The Hero of Kalapore

 The 27th Regiment has mutinied at Kalapore;
That was the substance of a telegram, which caused great uproar,
At Sattara, on the evening of the 8th of July,
And when the British officers heard it, they heaved a bitter sigh.
'Twas in the year of 1857, Which will long be remembered: Oh! Heaven!

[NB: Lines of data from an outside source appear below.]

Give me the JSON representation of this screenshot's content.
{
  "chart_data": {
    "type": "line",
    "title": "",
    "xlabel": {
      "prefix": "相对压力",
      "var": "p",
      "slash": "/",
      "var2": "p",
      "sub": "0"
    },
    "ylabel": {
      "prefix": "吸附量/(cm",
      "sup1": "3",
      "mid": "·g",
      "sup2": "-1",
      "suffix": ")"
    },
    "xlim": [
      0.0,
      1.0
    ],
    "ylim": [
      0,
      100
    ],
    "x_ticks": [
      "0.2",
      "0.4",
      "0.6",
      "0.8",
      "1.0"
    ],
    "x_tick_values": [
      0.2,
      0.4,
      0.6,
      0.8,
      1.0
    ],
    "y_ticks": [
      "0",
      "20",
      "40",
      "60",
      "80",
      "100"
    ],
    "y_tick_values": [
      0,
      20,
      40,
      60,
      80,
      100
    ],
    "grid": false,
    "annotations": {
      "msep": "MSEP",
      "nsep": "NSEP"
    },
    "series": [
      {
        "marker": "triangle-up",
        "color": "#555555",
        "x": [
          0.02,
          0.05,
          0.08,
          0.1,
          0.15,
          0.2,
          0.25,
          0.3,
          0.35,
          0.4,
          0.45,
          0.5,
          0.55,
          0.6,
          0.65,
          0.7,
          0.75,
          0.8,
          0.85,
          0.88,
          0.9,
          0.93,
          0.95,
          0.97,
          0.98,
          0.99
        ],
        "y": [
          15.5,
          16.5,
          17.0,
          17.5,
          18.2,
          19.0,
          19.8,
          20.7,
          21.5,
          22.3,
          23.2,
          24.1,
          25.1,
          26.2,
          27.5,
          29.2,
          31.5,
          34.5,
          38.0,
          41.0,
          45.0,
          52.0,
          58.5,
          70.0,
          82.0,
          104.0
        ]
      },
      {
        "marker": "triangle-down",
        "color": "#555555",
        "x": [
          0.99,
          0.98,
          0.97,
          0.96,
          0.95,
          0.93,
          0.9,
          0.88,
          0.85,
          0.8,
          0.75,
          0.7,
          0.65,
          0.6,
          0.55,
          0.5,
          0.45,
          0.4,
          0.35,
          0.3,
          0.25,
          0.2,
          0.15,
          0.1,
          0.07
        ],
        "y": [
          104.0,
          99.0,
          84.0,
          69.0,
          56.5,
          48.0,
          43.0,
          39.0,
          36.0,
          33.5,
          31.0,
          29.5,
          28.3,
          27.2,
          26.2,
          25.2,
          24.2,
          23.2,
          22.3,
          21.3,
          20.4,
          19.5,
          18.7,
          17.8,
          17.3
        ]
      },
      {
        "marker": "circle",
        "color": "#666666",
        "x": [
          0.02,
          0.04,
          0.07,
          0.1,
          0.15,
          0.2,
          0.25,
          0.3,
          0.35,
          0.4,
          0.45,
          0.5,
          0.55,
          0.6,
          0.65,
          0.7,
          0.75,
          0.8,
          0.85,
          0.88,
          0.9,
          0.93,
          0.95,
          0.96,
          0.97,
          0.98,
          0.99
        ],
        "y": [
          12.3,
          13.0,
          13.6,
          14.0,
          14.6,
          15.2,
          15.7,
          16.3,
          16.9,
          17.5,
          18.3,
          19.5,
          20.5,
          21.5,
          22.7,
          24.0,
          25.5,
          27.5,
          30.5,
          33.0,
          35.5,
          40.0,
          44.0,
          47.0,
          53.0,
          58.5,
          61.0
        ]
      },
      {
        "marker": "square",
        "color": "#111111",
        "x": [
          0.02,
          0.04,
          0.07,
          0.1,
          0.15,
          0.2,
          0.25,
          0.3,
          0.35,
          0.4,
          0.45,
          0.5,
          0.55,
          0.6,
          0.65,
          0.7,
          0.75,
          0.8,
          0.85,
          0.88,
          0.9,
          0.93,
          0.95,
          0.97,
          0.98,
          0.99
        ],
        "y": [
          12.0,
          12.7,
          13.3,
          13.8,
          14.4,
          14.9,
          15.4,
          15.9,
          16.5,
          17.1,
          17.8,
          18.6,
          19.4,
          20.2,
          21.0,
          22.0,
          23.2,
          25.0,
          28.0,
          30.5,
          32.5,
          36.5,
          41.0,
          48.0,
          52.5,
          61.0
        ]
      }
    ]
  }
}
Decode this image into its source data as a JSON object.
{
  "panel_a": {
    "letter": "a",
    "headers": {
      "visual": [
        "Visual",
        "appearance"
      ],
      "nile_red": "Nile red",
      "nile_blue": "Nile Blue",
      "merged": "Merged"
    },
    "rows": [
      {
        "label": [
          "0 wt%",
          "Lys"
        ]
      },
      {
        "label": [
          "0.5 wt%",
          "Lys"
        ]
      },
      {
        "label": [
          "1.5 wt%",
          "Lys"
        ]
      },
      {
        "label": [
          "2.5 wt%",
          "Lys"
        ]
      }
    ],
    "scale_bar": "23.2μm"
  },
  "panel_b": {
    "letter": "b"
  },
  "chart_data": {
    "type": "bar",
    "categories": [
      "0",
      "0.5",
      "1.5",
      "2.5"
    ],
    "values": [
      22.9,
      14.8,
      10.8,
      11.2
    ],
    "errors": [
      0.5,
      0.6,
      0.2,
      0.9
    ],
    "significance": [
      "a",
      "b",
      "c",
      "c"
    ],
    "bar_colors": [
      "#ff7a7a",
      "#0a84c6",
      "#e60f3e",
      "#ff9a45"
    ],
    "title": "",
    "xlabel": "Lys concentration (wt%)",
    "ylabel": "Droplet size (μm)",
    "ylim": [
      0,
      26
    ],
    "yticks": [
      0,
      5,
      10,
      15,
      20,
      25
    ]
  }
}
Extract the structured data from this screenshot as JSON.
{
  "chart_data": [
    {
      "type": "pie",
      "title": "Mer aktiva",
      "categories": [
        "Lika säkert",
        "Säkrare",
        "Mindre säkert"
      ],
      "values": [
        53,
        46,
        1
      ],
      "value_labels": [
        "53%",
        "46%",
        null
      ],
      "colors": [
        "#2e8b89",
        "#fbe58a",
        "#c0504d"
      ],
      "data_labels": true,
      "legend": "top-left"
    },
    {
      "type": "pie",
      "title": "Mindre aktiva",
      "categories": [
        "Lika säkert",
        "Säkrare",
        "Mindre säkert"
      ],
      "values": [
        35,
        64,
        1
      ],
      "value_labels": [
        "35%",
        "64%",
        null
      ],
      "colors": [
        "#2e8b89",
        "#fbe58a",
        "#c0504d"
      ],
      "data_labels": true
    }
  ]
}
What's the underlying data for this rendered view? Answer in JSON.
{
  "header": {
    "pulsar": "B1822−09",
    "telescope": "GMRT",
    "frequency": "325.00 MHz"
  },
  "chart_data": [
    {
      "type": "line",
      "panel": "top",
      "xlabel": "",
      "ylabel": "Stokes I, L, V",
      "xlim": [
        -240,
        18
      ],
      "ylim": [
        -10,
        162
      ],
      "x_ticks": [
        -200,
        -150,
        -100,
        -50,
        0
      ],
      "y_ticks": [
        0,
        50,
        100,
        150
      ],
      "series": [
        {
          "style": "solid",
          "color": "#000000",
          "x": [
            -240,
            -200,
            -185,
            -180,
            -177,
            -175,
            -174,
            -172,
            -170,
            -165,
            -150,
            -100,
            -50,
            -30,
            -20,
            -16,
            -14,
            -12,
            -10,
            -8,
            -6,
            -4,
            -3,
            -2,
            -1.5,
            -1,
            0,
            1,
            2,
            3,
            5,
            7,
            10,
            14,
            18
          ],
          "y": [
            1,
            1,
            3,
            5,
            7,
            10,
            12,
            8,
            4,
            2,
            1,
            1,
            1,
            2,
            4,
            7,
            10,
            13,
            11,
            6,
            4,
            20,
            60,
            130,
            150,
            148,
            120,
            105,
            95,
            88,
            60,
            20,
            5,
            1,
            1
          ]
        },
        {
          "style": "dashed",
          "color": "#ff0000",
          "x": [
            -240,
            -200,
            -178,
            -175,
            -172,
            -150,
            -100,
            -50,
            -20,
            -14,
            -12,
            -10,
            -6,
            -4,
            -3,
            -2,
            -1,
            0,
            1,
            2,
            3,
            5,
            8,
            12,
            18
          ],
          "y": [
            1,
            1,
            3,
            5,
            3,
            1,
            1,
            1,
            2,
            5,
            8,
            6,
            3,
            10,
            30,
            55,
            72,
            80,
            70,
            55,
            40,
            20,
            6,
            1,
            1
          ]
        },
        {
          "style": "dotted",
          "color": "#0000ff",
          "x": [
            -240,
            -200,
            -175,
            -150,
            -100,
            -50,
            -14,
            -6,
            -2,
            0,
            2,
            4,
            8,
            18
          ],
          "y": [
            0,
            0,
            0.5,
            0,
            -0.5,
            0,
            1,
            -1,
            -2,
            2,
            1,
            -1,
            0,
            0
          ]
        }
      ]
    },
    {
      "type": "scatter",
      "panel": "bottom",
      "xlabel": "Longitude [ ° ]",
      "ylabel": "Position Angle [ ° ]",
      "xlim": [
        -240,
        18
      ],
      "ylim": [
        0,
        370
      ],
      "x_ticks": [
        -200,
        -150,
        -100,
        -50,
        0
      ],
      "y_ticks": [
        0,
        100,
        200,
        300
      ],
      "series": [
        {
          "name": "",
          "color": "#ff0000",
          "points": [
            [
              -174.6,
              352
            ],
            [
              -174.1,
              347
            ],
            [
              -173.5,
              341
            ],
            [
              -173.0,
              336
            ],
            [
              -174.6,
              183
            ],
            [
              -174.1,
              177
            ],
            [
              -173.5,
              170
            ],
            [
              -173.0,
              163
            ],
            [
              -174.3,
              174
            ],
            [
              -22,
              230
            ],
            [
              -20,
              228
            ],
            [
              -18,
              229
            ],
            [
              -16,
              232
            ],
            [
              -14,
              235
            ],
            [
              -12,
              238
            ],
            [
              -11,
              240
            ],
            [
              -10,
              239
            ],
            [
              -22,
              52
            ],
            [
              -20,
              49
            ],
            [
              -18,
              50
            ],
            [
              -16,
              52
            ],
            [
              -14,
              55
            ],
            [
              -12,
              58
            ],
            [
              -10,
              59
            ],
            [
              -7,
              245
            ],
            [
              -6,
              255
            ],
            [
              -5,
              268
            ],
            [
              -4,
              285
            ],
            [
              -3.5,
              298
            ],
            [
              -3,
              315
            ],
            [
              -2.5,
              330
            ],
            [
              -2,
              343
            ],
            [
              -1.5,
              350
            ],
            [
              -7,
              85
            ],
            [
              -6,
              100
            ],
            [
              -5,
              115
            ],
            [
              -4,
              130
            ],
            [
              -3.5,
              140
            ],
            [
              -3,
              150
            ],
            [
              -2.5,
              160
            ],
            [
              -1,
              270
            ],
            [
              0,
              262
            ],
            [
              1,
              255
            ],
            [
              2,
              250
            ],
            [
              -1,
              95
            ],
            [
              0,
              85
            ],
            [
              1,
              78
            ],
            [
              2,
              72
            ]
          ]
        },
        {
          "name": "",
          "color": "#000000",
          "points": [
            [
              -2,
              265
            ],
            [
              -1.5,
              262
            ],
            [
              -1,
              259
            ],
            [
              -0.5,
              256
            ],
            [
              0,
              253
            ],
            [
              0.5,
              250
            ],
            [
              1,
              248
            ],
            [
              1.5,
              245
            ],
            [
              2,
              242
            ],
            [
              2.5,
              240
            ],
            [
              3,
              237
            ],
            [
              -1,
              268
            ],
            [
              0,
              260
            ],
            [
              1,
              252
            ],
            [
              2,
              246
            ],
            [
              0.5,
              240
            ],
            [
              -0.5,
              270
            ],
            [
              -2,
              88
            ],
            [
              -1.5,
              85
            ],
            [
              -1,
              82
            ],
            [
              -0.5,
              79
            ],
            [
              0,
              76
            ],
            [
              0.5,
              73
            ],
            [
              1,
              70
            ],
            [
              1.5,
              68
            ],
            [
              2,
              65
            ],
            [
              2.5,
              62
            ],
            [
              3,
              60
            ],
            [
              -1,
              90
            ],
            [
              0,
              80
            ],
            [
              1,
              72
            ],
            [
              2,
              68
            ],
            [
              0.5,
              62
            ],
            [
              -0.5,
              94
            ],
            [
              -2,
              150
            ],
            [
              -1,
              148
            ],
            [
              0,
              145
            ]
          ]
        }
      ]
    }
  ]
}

That the Sepoys revolted, and killed their British officers and their wives; Besides, they killed their innocent children, not sparing one of their lives.
There was one man there who was void of fear, He was the brave Lieutenant William Alexander Kerr; And to face the rebels boldly it was his intent, And he assured his brother officers his men were true to the Government.
And now that the danger was so near at hand, He was ready to put his men to the test, and them command; And march to the rescue of his countrymen at Kalapore, And try to quell the mutiny and barbarous uproar.
And in half an hour he was ready to start, With fifty brave horsemen, fearless and smart; And undaunted Kerr and his horsemen rode on without dismay, And in the middle of the rainy season, which was no child's play.
And after a toilsome march they reached Kalapore, To find their countrymen pressed very hard and sore; The mutineers had attacked and defeated the Kalapore Light Infantry, Therefore their fellow countrymen were in dire extremity.
Then the Sepoys established themselves in a small square fort; It was a place of strength, and there they did resort; And Kerr had no guns to batter down the gate, But nevertheless he felt undaunted, and resigned to his fate.
And darkness was coming on and no time was to be lost, And he must attack the rebels whatever be the cost; Therefore he ordered his troopers to prepare to storm the fort, And at the word of command towards it they did resort.
And seventeen troopers advanced to the attack, And one of his men, Gumpunt Row Deo Kerr, whose courage wasn't slack; So great was his courage he couldn't be kept back, So he resolved with Lieutenant Kerr to make the attack.
Then with crowbars they dashed at the doors vigorously, Whilst bullets rained around them, but harmlessly; So they battered on the doors until one gave way, Then Lieutenant Kerr and his henchmen entered without dismay.
Then Kerr's men rushed in sword in hand, Oh! what a fearful onslaught, the mutineers couldn't it withstand, And Kerr's men with straw set the place on fire, And at last the rebels were forced to retire.
And took refuge in another house, and barricaded it fast, And prepared to defend themselves to the last; Then Lieutenant Kerr and Row Deo Kerr plied the crowbars again, And heavy blows on the woordwork they did rain.
Then the door gave way and they crawled in, And they two great heroes side by side did begin To charge the mutineers with sword in hand, which made them grin, Whilst the clashing of swords and bayonets made a fearful din.
Then hand to hand, and foot to foot, a fierce combat began, Whilst the blood of the rebels copiously ran, And a ball cut the chain of Kerr's helmet in two, And another struck his sword, but the man he slew.
Then a Sepoy clubbed his musket and hit Kerr on the head, But fortunately the blow didn't kill him dead; He only staggered, and was about to be bayoneted by a mutineer, But Gumpunt Kerr laid his assailant dead without fear.
Kerr's little party were now reduced to seven, Yet fearless and undaunted, and with the help of Heaven, He gathered his small band possessed of courage bold, Determined to make a last effort to capture the stronghold.
Then he cried, "My men, we will burn them out, And suffocate them with smoke, without any doubt!" So bundles of straw and hay were found without delay, And they set fire to them against the doors without dismay.
Then Kerr patiently waited till the doors were consumed, And with a gallant charge, the last attack was resumed, And he dashed sword in hand into the midst of the mutineers, And he and his seven troopers played great havoc with their sabres.
So by the skillful war tactics of brave Lieutenant Kerr, He defeated the Sepoy mutineers and rescued his countrymen dear; And but for Lieutenant Kerr the British would have met with a great loss, And for his great service he received the Victoria Cross.